Y si es que podemos aventuramos a decirlo así, cuanto más se hunde la base de la moral convencional, o más bien de la hipocresía que ocupa su puesto, más se eleva el nivel moral de la sociedad. Es sobre todo en estos períodos precisamente cuando los hombres lo critican y niegan, cuando más progresa el sentimiento moral. Es entonces cuando crece, cuando se eleva y perfecciona.

Hace años, la juventud de Rusia se hallaba apasionadamente agitada por esta misma cuestión. ¡Seré inmoral! decía un joven nihilista a su amigo, traduciendo así en acción los pensamientos que no le daban descanso. Seré inmoral. ¿Por qué no habría de serlo? ¿Porque así lo quiere la Biblia? La Biblia no es más que una colección de tradiciones babilónicas y hebreas, tradiciones recogidas y ordenadas como los poemas homéricos, o como se hace aún con poemas vascos y leyendas mongoles. ¿Debo retroceder pues a la condición mental de unos pueblos semicivilizados del Oriente?
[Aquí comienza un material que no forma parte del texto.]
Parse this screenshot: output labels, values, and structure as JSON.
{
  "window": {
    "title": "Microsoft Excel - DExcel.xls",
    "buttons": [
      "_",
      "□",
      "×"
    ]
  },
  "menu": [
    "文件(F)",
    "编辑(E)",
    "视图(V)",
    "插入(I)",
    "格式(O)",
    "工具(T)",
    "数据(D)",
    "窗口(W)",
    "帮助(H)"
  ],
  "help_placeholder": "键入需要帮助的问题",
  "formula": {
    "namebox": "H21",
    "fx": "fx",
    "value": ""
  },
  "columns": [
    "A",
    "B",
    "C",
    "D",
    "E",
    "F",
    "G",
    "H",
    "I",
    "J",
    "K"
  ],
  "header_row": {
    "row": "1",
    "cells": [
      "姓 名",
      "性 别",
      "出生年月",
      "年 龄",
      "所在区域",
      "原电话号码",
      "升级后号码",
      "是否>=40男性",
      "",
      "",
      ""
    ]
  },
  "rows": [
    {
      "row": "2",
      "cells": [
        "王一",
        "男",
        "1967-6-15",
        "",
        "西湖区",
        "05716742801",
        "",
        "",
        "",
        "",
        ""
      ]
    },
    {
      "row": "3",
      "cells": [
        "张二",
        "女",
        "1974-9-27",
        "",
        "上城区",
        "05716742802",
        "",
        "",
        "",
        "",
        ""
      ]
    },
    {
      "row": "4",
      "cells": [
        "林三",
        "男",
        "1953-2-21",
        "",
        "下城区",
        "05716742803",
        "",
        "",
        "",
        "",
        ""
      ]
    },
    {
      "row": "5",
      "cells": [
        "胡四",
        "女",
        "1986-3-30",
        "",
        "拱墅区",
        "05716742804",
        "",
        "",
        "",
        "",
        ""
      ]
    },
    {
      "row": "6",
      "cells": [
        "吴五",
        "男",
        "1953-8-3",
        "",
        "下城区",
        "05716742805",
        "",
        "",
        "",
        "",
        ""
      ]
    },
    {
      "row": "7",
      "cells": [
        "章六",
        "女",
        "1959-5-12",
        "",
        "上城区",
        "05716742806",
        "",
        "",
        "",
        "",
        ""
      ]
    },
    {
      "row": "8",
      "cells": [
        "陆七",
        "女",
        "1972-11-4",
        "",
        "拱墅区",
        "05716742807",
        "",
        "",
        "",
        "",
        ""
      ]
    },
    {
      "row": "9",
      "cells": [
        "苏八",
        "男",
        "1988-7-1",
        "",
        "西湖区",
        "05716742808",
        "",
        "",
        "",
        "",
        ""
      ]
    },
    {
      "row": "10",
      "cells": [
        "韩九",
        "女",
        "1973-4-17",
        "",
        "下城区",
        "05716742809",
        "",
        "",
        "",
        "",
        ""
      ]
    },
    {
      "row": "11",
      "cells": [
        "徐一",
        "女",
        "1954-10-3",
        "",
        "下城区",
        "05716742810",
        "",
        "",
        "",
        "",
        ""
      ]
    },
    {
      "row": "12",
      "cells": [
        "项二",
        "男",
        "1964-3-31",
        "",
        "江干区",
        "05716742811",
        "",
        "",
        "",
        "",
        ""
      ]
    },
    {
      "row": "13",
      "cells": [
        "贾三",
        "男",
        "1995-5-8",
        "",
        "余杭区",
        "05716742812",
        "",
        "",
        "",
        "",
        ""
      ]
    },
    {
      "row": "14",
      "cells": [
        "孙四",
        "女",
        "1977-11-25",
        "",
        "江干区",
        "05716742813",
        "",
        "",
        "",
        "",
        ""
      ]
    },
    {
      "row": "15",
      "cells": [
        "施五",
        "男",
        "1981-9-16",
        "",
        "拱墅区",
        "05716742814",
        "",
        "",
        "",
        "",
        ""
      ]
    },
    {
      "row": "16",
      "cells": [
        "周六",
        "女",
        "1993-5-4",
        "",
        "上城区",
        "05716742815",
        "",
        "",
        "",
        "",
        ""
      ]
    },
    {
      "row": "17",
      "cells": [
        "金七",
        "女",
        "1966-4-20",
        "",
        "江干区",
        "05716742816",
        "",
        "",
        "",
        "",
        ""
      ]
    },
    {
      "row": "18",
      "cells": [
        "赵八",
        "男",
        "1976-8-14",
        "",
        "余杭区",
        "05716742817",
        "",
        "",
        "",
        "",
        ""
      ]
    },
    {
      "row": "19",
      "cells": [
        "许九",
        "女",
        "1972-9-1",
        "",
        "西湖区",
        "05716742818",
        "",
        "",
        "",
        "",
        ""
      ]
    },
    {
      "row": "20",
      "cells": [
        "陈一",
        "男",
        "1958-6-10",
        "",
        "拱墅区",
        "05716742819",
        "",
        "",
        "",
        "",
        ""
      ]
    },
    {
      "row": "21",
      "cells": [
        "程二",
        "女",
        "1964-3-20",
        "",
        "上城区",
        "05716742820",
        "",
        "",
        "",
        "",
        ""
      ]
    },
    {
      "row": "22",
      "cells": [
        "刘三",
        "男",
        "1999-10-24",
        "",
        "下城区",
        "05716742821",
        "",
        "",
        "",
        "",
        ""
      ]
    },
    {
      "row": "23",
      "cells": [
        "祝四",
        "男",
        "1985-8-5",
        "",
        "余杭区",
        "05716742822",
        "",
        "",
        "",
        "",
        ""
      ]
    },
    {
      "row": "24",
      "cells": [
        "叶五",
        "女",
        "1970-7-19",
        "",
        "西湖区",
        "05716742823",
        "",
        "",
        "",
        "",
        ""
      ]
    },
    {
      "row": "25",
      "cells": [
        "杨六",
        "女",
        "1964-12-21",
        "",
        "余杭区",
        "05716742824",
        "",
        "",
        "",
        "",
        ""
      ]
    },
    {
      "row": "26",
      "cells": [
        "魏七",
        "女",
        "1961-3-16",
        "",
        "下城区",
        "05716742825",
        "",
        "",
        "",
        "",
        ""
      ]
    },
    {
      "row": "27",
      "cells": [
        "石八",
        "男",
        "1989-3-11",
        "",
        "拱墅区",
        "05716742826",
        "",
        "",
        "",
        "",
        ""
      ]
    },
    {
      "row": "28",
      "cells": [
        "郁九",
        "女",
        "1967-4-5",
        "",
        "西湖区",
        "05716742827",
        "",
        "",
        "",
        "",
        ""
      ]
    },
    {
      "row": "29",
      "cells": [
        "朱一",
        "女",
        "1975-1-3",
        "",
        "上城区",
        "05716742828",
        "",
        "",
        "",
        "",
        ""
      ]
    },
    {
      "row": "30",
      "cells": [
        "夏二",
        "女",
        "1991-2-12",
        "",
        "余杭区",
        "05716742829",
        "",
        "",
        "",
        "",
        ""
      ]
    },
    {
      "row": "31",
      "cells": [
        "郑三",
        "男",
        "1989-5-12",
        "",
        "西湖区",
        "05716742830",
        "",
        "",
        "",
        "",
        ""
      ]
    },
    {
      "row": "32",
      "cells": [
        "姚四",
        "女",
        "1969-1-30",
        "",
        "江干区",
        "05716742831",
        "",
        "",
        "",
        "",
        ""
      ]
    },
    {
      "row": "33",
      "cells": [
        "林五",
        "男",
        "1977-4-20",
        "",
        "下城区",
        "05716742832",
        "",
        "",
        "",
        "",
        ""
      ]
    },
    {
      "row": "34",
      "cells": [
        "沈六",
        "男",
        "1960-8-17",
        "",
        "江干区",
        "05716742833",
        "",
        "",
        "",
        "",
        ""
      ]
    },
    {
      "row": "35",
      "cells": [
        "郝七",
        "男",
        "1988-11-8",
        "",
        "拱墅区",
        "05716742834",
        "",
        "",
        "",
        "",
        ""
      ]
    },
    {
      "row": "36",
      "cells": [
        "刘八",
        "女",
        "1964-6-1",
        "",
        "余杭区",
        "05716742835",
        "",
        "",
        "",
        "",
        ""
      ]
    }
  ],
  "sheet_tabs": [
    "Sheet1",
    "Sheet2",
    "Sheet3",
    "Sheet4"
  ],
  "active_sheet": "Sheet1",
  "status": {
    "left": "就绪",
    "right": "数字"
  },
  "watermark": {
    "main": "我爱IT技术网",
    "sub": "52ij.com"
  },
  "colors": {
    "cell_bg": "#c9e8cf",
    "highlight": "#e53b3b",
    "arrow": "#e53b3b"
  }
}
¿He de ser moral porque Kant me hable de un imperativo categórico, de una orden misteriosa que llega a mí de las profundidades de mi propio ser y me obliga a ser moral? ¿Por qué este imperativo categórico ha de ejercer más autoridad sobre mis acciones que otros imperativos, que a veces pueden ordenarme que me emborrache? Se trata sólo de una palabra, nada más; como las palabras Providencia o Destino, inventadas para ocultar nuestra ignorancia.

¿O quizás deba ser moral porque lo diga Bentham, que quiere convencerme de que seré más feliz si me ahogo para salvar a un transeúnte que se ha caído al río que si me limito a ver cómo se ahoga?

¿O quizás porque ésa ha sido mi educación?

¿Porque mi madre me enseñó moral? ¿Debo entonces ir a una iglesia y arrodillarme, honrar a la reina, inclinarme ante el juez que sé que es un bribón, simplemente porque nuestras madres, nuestras buenas madres ignorantes, nos han enseñado esos absurdos?

Tengo prejuicios, como todo el mundo. ¡Intentaré librarme de mis prejuicios! Aunque la inmoralidad sea detestable, me obligaré a ser inmoral, como de niño me obligué a superar el miedo a la oscuridad, al cementerio, a los fantasmas y a los muertos ... cosas todas ellas que me habían enseñado a temer.

Seré inmoral para destruir ese arma de la que ha abusado la religión, haré, aunque sólo sea para protegerme contra la hipocresía que nos han impuesto en nombre de esa palabra hueca llamada moral.

Así razonaba la juventud de Rusia al romper con los antiguos prejuicios, y desplegar esta bandera de filosofía nihilistas, o más bien anarquista: no doblar la rodilla ante ninguna autoridad sea la que fuere, por muy respetada que sea; no aceptar ningún principio que no esté avalado por la razón.

Hemos de añadir que, después de tirar a la papelera las enseñanzas de sus padres, y de quemar todos los sistemas morales, la juventud nihilista desarrolló en su seno un núcleo de costumbres morales, infinitamente superior a todo lo que habían practicado sus padres bajo el control del Evangelio, de la Conciencia, del Imperativo Categórico o de la Ventaja Reconocida de los utilitarios. Pero antes de contestar a la pregunta ¿Por qué he de ser moral? veamos si la cuestión está bien planteada; analicemos los motivos de la acción humana.